Ambassadors - Their Selection Can Be Crucial

FEWER than 200 of the 3,000 appointments President Clinton will be making in the next few weeks will go to ambassadors. But those will be important choices. Ambassadors can and do make a difference, often a critical difference.

Preoccupied though he may be with compelling domestic considerations, the new president is already finding himself immersed in a wide range of foreign-policy problems. In his relationships with some 180 countries and numerous international organizations, he will need the best on-the-spot agents he can get if he is to maintain the kind of American leadership we will need in an increasingly complex world.

The myth persists that instant communications have made ambassadors superfluous and that the president and secretary of state can handle matters directly. This ignores the critical analysis and on-the-scene participation in policy implementation that only an ambassador can provide. Robert Strauss in Moscow and Robert Oakley in Somalia are only the most recent examples. At a time of spreading ethnic disputes, regional wars, arms proliferation, and a host of transnational issues like migration and the envi ronment, there is no substitute for a competent ambassador.

Most developed countries select their ambassadors from their professional diplomatic corps. The practice in the United States is different. Our career in Foreign Service offers a large and proven reservoir of talent, but it is not the only source. Typically, from 25 percent to 35 percent of our ambassadors are drawn from outside the career service.

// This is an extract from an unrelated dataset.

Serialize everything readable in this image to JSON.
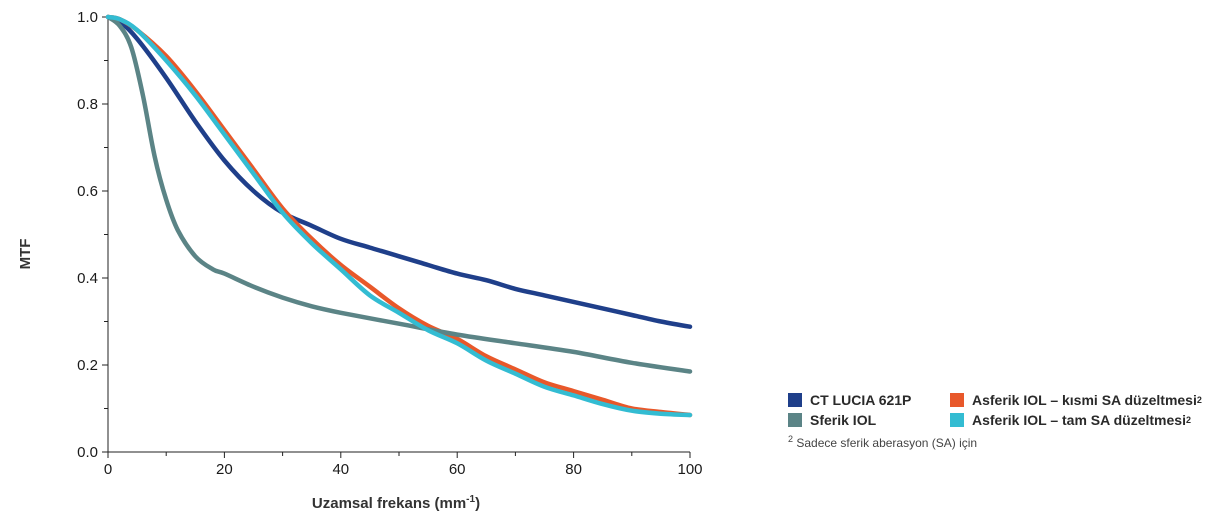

Many ambassadors have been persons of exceptional breadth and stature - David Bruce, Henry Cabot Lodge, Averell Harriman, Ellsworth Bunker, and Arthur Burns, to mention only a few no longer on the scene. Those men were selected not because of particular political loyalties but on the basis of their performance and track records - their judgment, intellect, and capacity to function effectively in a foreign culture.

Any impression that an ambassadorial nomination has been made in return for financial contributions to the party in power corrodes public trust and our relationship with the country concerned. The bottom line must always be whether nominees, be they career or non-career, bring the requisite credentials to the task.

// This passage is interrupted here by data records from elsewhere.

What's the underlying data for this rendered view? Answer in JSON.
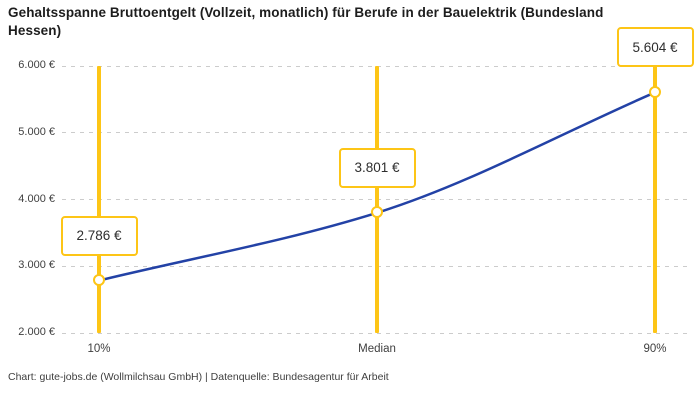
{
  "title": "Gehaltsspanne Bruttoentgelt (Vollzeit, monatlich) für Berufe in der Bauelektrik (Bundesland Hessen)",
  "footer": "Chart: gute-jobs.de (Wollmilchsau GmbH) | Datenquelle: Bundesagentur für Arbeit",
  "colors": {
    "accent_yellow": "#FDC516",
    "line_blue": "#2342A6",
    "grid_gray": "#CCCCCC",
    "title_text": "#1D1D1D",
    "axis_text": "#3F3F3F",
    "label_text": "#2E2E2E",
    "background": "#FFFFFF"
  },
  "chart_data": {
    "type": "line",
    "title": "Gehaltsspanne Bruttoentgelt (Vollzeit, monatlich) für Berufe in der Bauelektrik (Bundesland Hessen)",
    "categories": [
      "10%",
      "Median",
      "90%"
    ],
    "values": [
      2786,
      3801,
      5604
    ],
    "value_labels": [
      "2.786 €",
      "3.801 €",
      "5.604 €"
    ],
    "series": [
      {
        "name": "Bruttoentgelt",
        "values": [
          2786,
          3801,
          5604
        ]
      }
    ],
    "xlabel": "",
    "ylabel": "",
    "ylim": [
      2000,
      6000
    ],
    "y_tick_values": [
      2000,
      3000,
      4000,
      5000,
      6000
    ],
    "y_tick_labels": [
      "2.000 €",
      "3.000 €",
      "4.000 €",
      "5.000 €",
      "6.000 €"
    ],
    "grid": "horizontal-dashed",
    "legend": "none",
    "marker_style": "open-circle",
    "percentile_guides": "vertical-yellow-lines",
    "footer": "Chart: gute-jobs.de (Wollmilchsau GmbH) | Datenquelle: Bundesagentur für Arbeit"
  }
}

Recent presidents have sought to achieve that objective in different ways. We suggest that Mr. Clinton consider a technique used by President Carter, who put in place an advisory screening board that met in private to review lists of ambassadorial candidates, both career and non-career, proposed for individual posts. It then agreed on slates of three to five people for the president's consideration for each ambassadorial opening.

The board's membership included not only people with distinguished foreign affairs records, such as Mr. Harriman and Dean Rusk, but also leading academicians, writers, and representatives of minority, labor, and business groups. The board was chaired by former Gov. Reubin Askew of Florida and later by Clark Clifford.

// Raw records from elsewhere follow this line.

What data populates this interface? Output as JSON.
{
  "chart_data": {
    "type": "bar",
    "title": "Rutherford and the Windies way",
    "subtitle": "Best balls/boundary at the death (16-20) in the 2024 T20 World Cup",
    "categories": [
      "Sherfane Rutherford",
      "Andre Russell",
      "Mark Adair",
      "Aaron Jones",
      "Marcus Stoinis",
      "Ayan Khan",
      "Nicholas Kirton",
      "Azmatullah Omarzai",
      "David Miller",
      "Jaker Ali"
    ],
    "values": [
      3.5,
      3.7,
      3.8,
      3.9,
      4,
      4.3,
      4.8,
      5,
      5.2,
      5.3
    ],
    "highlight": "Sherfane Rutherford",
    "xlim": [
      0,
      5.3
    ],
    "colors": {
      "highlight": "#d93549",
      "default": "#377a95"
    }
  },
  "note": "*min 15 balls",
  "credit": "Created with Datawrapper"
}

O one was nominated who had not been screened and approved by the board, although in some cases a person on an approved list was later sent to a country other than the one initially suggested.

Such a system would serve many purposes. It could help eliminate patently unqualified contenders. It would protect the president and the secretary of state from undue political pressure. It would also help the president select the right kind of person, career or non-career, for the right place at the right time.

We have no doubt that Mr. Clinton wants the best possible representation abroad. The resignation of every currently serving ambassador was on his desk on Inauguration Day. So were many overtures from those seeking positions. An advisory board would help ensure that qualified appointments will be made in an orderly and constructive way. The country deserves no less.